Nel Seminario VII scrive “Non vi è motivo di affermare che il riconoscimento dell’inconscio pone di per sé l’analista al di fuori della portata delle passioni”. (p. 202).  Ma aggiunge che, egli “è posseduto da un desiderio più forte dei desideri di cui potrebbe trattarsi” (p. 204) in quanto si sia prodotta per lui “una mutazione dell’economia del desiderio”.  

Il desiderio dell’analista è ciò che anima l’analisi, ciò che spinge al dire l’analizzante, ma non punta a nulla se non che il soggetto in analisi, possa, al di là di ogni identificazione immaginaria o simbolica, scoprirsi, sorprendersi nella sua differenza assoluta.

Ma cosa è la differenza assoluta? Se ne se può cogliere qualcosa alla fine di un’analisi una volta consumate tutte le identificazioni 

Non c’è modo di dire cosa sono per l’Altro e neppure di cosa o chi sono di fatto.

Dunque, il desiderio dell’analista come operatore in una cura, non domanda, non educa, non ha idea di cosa sia giusto o sbagliato, né punta al bene. 

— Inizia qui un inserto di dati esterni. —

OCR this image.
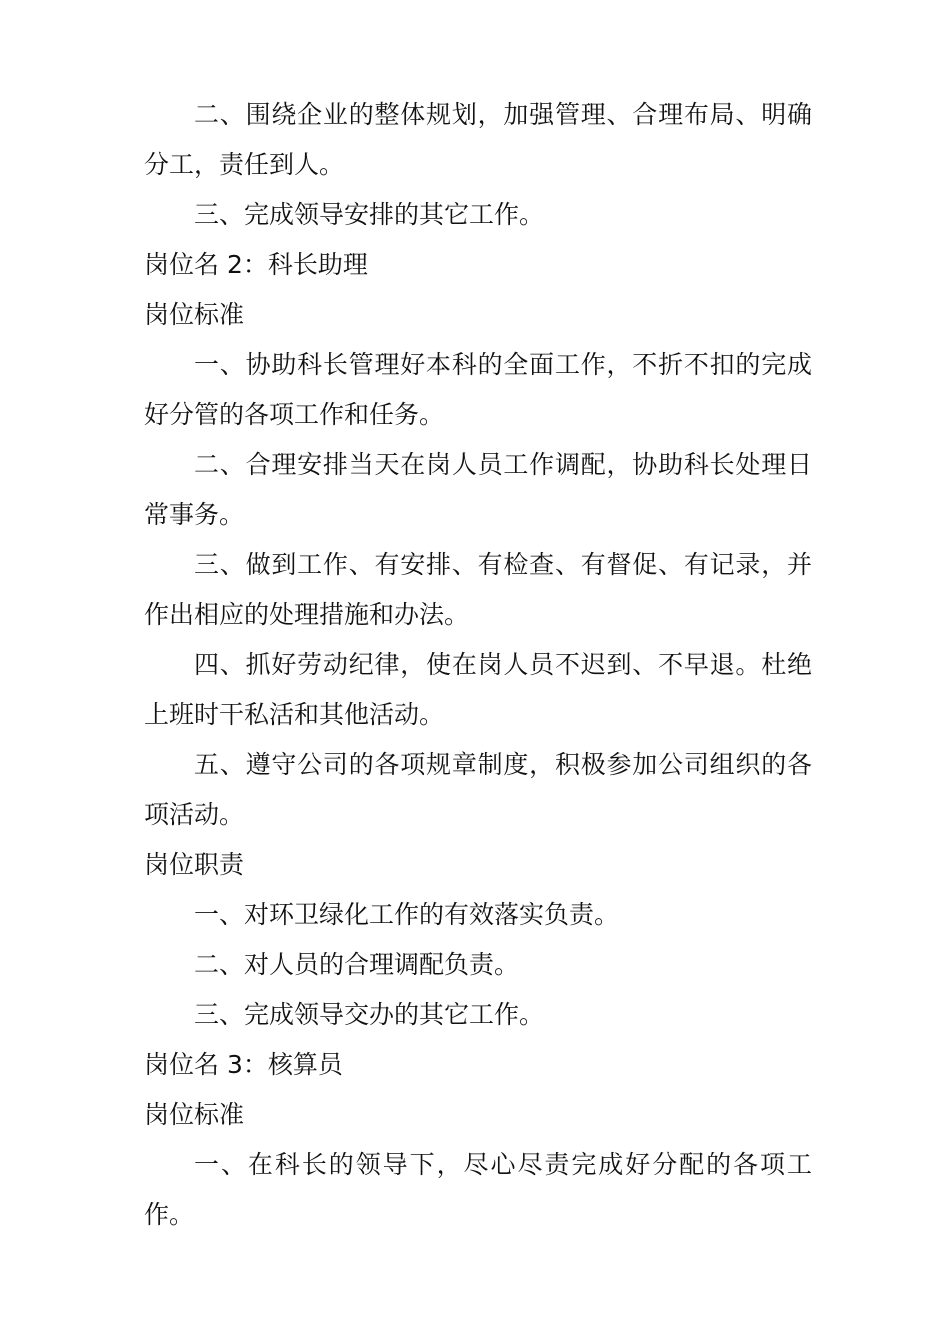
二、围绕企业的整体规划，加强管理、合理布局、明确分工，责任到人。

三、完成领导安排的其它工作。

岗位名 2：科长助理

岗位标准

一、协助科长管理好本科的全面工作，不折不扣的完成好分管的各项工作和任务。

二、合理安排当天在岗人员工作调配，协助科长处理日常事务。

三、做到工作、有安排、有检查、有督促、有记录，并作出相应的处理措施和办法。

四、抓好劳动纪律，使在岗人员不迟到、不早退。杜绝上班时干私活和其他活动。

五、遵守公司的各项规章制度，积极参加公司组织的各项活动。

岗位职责

一、对环卫绿化工作的有效落实负责。

二、对人员的合理调配负责。

三、完成领导交办的其它工作。

岗位名 3：核算员

岗位标准

一、在科长的领导下，尽心尽责完成好分配的各项工作。
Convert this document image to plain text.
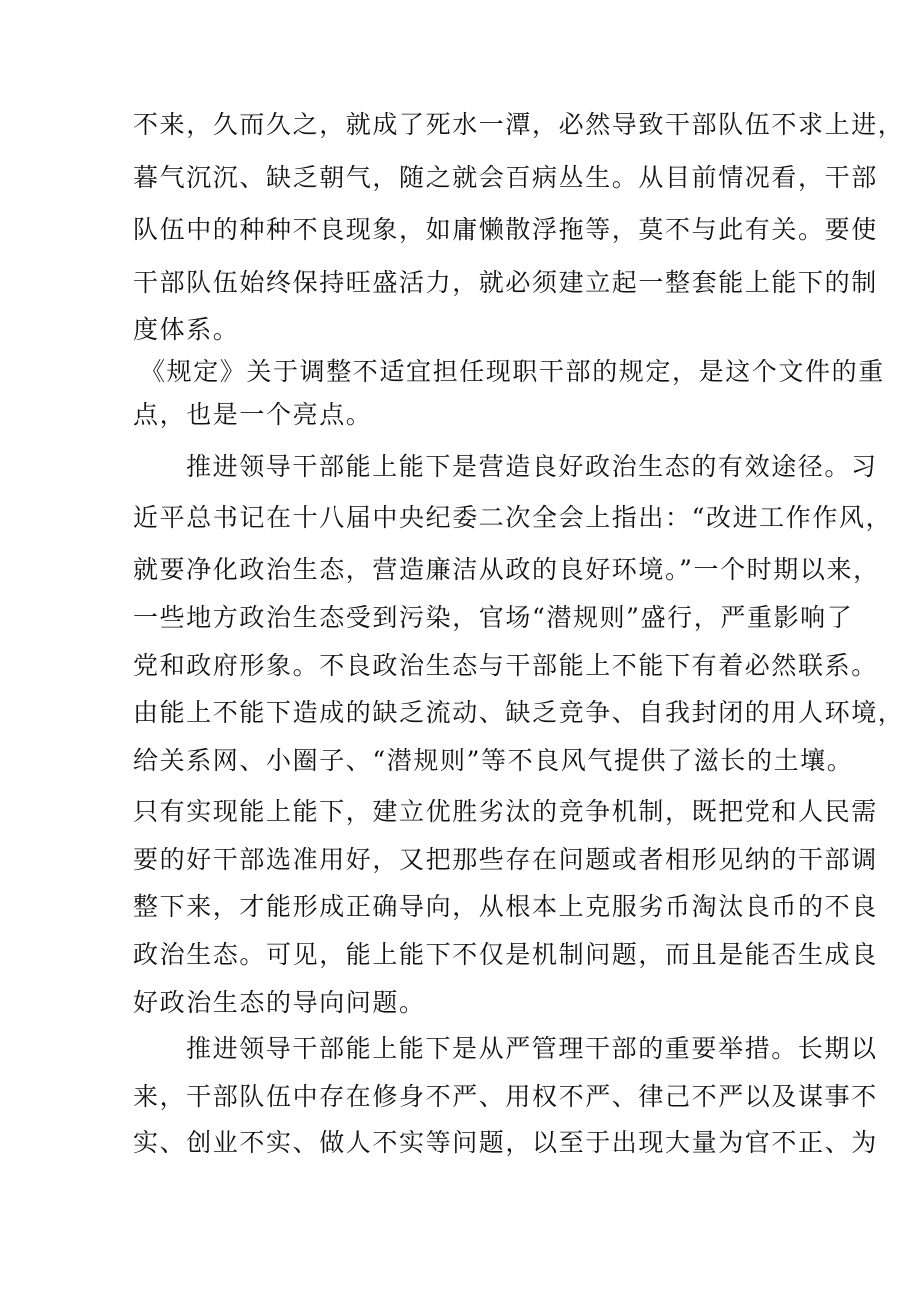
不来，久而久之，就成了死水一潭，必然导致干部队伍不求上进，
暮气沉沉、缺乏朝气，随之就会百病丛生。从目前情况看，干部
队伍中的种种不良现象，如庸懒散浮拖等，莫不与此有关。要使
干部队伍始终保持旺盛活力，就必须建立起一整套能上能下的制
度体系。
《规定》关于调整不适宜担任现职干部的规定，是这个文件的重
点，也是一个亮点。
推进领导干部能上能下是营造良好政治生态的有效途径。习
近平总书记在十八届中央纪委二次全会上指出：“改进工作作风，
就要净化政治生态，营造廉洁从政的良好环境。”一个时期以来，
一些地方政治生态受到污染，官场“潜规则”盛行，严重影响了
党和政府形象。不良政治生态与干部能上不能下有着必然联系。
由能上不能下造成的缺乏流动、缺乏竞争、自我封闭的用人环境，
给关系网、小圈子、“潜规则”等不良风气提供了滋长的土壤。
只有实现能上能下，建立优胜劣汰的竞争机制，既把党和人民需
要的好干部选准用好，又把那些存在问题或者相形见纳的干部调
整下来，才能形成正确导向，从根本上克服劣币淘汰良币的不良
政治生态。可见，能上能下不仅是机制问题，而且是能否生成良
好政治生态的导向问题。
推进领导干部能上能下是从严管理干部的重要举措。长期以
来，干部队伍中存在修身不严、用权不严、律己不严以及谋事不
实、创业不实、做人不实等问题，以至于出现大量为官不正、为
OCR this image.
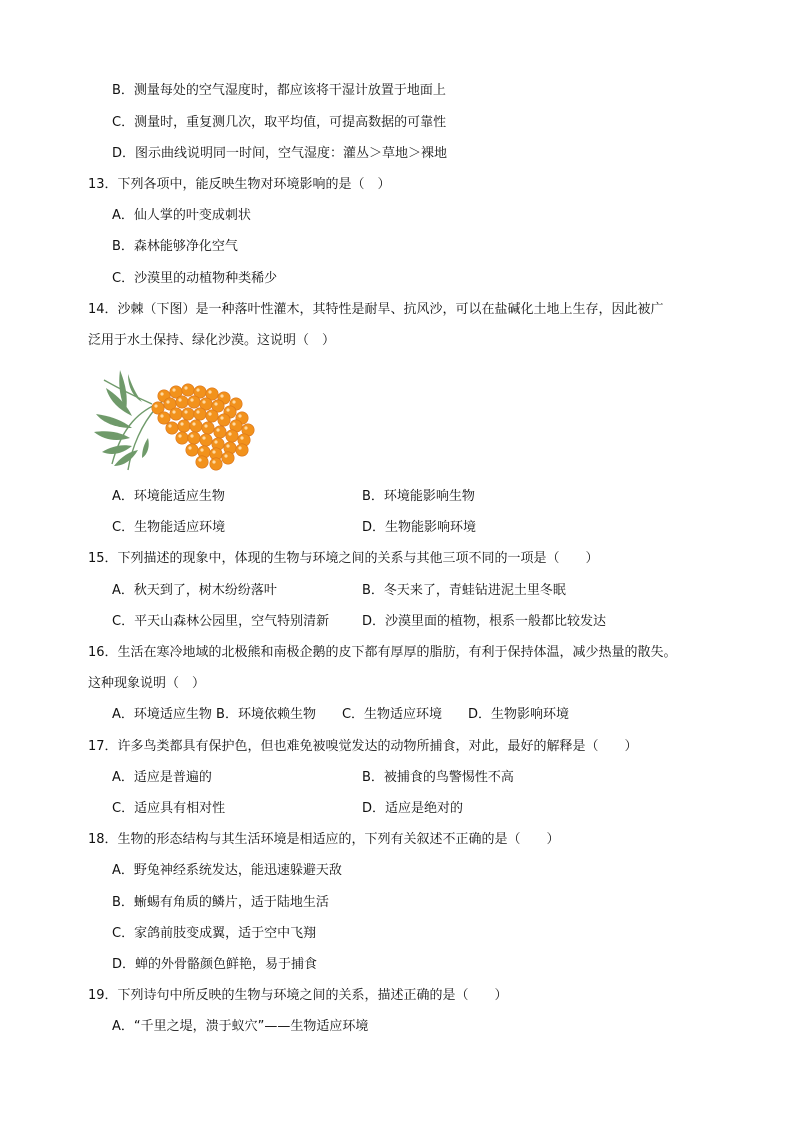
B．测量每处的空气湿度时，都应该将干湿计放置于地面上
C．测量时，重复测几次，取平均值，可提高数据的可靠性
D．图示曲线说明同一时间，空气湿度：灌丛＞草地＞裸地
13．下列各项中，能反映生物对环境影响的是（　）
A．仙人掌的叶变成刺状
B．森林能够净化空气
C．沙漠里的动植物种类稀少
14．沙棘（下图）是一种落叶性灌木，其特性是耐旱、抗风沙，可以在盐碱化土地上生存，因此被广
泛用于水土保持、绿化沙漠。这说明（　）
A．环境能适应生物	B．环境能影响生物
C．生物能适应环境	D．生物能影响环境
15．下列描述的现象中，体现的生物与环境之间的关系与其他三项不同的一项是（　　）
A．秋天到了，树木纷纷落叶	B．冬天来了，青蛙钻进泥土里冬眠
C．平天山森林公园里，空气特别清新	D．沙漠里面的植物，根系一般都比较发达
16．生活在寒冷地域的北极熊和南极企鹅的皮下都有厚厚的脂肪，有利于保持体温，减少热量的散失。
这种现象说明（　）
A．环境适应生物 B．环境依赖生物　　C．生物适应环境　　D．生物影响环境
17．许多鸟类都具有保护色，但也难免被嗅觉发达的动物所捕食，对此，最好的解释是（　　）
A．适应是普遍的	B．被捕食的鸟警惕性不高
C．适应具有相对性	D．适应是绝对的
18．生物的形态结构与其生活环境是相适应的，下列有关叙述不正确的是（　　）
A．野兔神经系统发达，能迅速躲避天敌
B．蜥蜴有角质的鳞片，适于陆地生活
C．家鸽前肢变成翼，适于空中飞翔
D．蝉的外骨骼颜色鲜艳，易于捕食
19．下列诗句中所反映的生物与环境之间的关系，描述正确的是（　　）
A．“千里之堤，溃于蚁穴”——生物适应环境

Si lascia orientare dal dire del soggetto, avendo come bussola il reale del godimento, affinché ciascuno possa trovare le proprie invenzioni e soluzioni per stare nel legame e trovare o reinventare un posto nel mondo più vivibile per ciascun*.

Mary Nicotra

Bibliografia

J. Lacan, La direzione della cura, in Scritti Vol. II. Einaudi, Torino, 1974. p.613.

J.Lacan Seminario VII L’etica della psicoanalisi (1959-1960), Einaudi, Torino, 2008.

J.Lacan Seminario VIII Il Transfert (1960-1961), Einaudi, Torino, 2008.